Tests 20.01.2012, 13:15 Uhr

Getestet: GarageBand für iOS

Mit GarageBand kann jede(r) Musik auf dem iPhone oder iPad machen, was aber nicht heisst, dass es nur ein Spielzeug ist. Wir haben die Wundertüte unter die Lupe genommen und erklären, was man damit anstellen kann.
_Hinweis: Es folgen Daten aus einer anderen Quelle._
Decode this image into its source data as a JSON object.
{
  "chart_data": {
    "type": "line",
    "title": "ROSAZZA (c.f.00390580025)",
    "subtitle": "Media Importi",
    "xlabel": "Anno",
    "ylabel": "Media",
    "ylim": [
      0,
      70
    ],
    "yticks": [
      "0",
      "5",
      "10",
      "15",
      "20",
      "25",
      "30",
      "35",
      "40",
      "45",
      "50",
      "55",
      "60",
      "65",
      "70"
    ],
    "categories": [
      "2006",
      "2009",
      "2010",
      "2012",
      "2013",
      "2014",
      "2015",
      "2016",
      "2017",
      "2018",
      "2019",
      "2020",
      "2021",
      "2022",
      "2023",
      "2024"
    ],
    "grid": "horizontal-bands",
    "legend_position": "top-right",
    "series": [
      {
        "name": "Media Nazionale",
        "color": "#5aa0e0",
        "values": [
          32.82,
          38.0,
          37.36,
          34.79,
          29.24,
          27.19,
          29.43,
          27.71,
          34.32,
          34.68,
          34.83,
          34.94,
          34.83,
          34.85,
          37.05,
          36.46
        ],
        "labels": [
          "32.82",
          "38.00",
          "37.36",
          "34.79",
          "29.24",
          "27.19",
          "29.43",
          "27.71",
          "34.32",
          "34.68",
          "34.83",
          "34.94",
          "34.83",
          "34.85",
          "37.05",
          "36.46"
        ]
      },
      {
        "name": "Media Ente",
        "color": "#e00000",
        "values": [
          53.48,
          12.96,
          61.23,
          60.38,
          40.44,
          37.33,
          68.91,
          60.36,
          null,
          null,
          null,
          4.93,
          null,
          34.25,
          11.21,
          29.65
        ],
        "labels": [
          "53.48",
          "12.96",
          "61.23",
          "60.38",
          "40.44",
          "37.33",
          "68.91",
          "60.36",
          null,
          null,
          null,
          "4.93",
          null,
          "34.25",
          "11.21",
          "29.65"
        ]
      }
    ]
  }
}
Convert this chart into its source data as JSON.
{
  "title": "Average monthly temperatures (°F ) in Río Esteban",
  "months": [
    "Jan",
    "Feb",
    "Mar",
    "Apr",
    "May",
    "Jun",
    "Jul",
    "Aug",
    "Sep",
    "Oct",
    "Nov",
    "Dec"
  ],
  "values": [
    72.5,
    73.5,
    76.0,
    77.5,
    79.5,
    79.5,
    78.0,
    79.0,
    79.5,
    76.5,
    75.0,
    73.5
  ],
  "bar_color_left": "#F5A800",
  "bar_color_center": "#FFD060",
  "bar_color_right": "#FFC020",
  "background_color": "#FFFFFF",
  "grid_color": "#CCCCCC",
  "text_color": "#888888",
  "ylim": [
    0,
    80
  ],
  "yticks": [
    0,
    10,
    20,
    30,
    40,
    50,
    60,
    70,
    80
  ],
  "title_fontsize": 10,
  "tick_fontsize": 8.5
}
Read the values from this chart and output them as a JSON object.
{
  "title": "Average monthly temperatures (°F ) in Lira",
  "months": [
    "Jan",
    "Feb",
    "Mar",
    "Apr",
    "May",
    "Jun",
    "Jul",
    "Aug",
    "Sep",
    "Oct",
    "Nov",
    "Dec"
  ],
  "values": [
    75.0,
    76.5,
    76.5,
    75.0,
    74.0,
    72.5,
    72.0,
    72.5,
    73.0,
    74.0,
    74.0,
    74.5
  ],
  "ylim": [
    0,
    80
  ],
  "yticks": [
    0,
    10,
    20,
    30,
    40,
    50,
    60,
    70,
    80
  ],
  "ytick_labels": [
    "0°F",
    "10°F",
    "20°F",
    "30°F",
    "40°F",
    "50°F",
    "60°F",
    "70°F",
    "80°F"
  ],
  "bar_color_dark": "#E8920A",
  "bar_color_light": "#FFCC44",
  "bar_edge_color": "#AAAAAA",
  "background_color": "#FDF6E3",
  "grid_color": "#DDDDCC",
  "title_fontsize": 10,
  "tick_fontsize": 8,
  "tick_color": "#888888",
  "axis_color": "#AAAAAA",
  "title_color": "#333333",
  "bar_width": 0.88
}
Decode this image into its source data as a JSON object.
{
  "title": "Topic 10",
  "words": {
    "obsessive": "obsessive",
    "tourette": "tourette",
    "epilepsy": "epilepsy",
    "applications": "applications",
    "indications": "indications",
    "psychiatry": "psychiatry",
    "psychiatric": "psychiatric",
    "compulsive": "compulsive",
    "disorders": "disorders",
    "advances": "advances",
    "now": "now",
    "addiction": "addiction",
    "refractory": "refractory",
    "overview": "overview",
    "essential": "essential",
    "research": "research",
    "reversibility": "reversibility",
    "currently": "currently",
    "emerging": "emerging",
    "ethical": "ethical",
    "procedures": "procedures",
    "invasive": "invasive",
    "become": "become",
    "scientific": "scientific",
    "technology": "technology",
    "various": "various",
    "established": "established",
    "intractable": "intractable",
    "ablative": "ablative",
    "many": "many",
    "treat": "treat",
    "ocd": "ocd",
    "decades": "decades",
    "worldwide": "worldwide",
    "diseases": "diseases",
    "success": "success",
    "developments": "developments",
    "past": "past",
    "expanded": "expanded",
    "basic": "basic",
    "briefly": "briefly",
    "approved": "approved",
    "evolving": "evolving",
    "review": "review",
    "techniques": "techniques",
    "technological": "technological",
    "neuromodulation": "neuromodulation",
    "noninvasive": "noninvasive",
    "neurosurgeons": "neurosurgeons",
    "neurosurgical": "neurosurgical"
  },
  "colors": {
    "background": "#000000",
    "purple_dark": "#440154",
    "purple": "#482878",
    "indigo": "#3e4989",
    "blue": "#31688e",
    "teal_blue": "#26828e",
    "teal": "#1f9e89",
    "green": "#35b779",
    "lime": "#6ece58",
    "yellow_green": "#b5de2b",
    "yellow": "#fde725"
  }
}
GarageBand gibts auf dem Mac schon seit einigen Jahren. Apple hat die Musiksoftware zuerst aufs iPad übertragen, nach einem Update läuft sie nun sogar auf dem iPhone und dem iPod touch. Wir haben sie mit einem iPad 1 getestet.
Let's Rock!
In groben Zügen kann man mit der Software dasselbe tun wie auf dem Mac. GarageBand ist ausgesprochen vielseitig, es ist nicht bloss eine Software zum Aufnehmen von Musik. Auch Leuten, die kein Instrument spielen, bietet GarageBand die Möglichkeit, Musik zu kreieren. So wird die Software massentauglich und ist im App Store zum günstigen Preis von 5 Franken zu haben - trotz grossem Funktionsumfang.
GarageBand bietet folgende Möglichkeiten, Sound zu kreieren:
  • Direkt in der Software mit virtueller Tastatur oder virtuellem Schlagzeug
  • Anschluss eines echten Instruments (Gitarre, Keyboard)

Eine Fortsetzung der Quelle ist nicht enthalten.